Better Call Saul was TV's greatest drama this year, at least as the term is traditionally defined. But that's because Succession defies straightforward categorization. It's a comedy, for sure—a sharp-tongued, brash not-really-satire (the dialogue may be the best, most eloquently foul-mouthed on TV since Deadwood) skewering the ultra-wealthy and their outsized influence on politics, media, and more. But it's also a straight-up soap opera full of gripping power plays and deeply warped intra-family dynamics in which we hang on every new, juicy narrative development.

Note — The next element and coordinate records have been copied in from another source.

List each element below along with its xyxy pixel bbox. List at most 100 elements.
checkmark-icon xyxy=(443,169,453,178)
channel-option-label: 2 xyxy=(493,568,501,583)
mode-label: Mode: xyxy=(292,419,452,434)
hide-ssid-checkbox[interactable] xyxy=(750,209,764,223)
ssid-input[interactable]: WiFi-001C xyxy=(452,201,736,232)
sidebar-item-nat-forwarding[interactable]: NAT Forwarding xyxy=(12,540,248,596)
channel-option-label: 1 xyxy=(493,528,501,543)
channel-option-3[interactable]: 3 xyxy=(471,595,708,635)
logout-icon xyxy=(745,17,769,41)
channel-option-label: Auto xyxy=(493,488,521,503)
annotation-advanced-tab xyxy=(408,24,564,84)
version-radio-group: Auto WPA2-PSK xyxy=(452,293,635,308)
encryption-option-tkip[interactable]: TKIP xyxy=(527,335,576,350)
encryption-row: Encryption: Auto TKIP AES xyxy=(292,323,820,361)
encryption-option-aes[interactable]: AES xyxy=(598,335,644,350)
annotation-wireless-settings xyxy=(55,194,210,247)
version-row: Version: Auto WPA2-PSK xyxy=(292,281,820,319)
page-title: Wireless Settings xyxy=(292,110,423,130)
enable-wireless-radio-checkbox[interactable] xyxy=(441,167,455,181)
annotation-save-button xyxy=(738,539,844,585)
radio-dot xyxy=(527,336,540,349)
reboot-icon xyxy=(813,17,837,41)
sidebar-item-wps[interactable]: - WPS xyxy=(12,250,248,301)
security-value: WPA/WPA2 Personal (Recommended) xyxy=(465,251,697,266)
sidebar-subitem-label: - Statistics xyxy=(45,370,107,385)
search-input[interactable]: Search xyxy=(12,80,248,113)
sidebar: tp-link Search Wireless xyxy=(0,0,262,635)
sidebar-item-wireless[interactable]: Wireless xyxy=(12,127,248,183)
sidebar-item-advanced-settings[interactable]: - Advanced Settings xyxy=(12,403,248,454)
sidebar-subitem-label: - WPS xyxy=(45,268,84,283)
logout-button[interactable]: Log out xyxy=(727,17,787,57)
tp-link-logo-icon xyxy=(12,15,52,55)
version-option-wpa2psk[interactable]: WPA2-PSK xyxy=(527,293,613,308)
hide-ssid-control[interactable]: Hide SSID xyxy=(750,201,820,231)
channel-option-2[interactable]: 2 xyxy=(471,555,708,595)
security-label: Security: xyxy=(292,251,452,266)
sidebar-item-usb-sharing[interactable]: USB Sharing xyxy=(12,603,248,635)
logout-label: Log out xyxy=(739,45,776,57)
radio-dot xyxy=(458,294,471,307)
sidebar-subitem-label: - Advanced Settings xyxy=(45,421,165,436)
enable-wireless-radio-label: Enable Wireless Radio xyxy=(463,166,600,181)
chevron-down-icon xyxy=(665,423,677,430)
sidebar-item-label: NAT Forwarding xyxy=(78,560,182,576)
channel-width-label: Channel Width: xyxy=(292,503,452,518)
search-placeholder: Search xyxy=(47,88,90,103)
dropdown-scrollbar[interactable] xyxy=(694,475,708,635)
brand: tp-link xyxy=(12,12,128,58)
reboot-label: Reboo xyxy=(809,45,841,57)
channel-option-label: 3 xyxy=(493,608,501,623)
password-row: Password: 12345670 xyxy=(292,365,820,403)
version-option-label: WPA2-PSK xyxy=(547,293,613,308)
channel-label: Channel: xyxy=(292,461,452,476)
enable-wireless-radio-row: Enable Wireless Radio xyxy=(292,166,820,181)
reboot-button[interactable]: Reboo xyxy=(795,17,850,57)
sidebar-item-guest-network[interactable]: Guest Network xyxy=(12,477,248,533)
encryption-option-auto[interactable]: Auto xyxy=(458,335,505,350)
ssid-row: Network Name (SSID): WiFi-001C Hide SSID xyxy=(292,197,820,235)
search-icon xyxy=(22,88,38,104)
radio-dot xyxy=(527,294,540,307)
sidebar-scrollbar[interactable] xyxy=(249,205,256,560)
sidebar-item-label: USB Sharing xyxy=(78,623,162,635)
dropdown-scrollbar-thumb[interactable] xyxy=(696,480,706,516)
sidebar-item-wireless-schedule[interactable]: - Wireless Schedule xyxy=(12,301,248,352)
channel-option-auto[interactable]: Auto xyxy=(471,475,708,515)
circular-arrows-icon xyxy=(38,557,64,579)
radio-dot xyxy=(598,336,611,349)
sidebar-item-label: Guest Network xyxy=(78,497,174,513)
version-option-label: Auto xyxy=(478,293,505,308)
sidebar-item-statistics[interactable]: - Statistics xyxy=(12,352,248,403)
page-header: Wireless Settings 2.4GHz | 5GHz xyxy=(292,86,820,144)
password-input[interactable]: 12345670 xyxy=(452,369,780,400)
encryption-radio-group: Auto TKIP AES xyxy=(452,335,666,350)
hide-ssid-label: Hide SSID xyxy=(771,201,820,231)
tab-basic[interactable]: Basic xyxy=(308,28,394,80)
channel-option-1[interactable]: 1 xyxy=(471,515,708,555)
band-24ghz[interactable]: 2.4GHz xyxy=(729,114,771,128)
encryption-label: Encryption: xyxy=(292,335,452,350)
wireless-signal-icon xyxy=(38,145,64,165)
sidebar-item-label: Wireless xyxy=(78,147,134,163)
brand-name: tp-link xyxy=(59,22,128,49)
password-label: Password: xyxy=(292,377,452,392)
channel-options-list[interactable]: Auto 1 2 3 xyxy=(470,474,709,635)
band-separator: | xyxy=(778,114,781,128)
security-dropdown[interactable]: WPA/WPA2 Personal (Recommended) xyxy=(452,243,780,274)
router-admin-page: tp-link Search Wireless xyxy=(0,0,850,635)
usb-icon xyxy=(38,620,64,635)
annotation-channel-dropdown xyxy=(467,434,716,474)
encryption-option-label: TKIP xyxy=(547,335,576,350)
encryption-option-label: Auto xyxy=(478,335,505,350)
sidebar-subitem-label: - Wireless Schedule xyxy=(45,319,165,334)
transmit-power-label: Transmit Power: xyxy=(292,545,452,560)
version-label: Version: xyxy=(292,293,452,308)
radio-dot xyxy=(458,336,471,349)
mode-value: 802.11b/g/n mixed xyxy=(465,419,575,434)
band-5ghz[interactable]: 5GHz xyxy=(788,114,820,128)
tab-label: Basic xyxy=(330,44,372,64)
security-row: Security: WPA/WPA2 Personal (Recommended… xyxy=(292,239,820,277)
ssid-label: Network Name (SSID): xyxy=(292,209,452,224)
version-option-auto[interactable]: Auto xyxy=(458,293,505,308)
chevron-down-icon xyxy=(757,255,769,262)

These two sides of the show shouldn't be able to hang together, but they do—each scene of bitter laughter existing uneasily alongside, for instance, a boardroom showdown of sheer intensity or a wordless revelation about the childhood abuse inflicted on the Roy family patriarch. Such scenes deftly humanize the characters, only for later instances of lavish, morally bankrupt excess to remind you who these people really are—a back-and-forth that could play as a moralistic "why are you watching this?" gotcha to the audience were the show not smart enough to acknowledge itself as being just as gripped by the whole saga. Elsewhere viciously ironic touches abound, such as the use of an old pro-union song following the aforementioned boardroom scene, lest Succession somehow be accused of offering too much sympathy to the devil. If it can't hope to match the masterful interiority of the likes of Rectify or The Americans, that's because it doesn't have to and it's not really trying. This is its own, thus far brilliant thing—savvy and scarily entertaining TV with one of the best true acting ensembles assembled since (once again) Deadwood.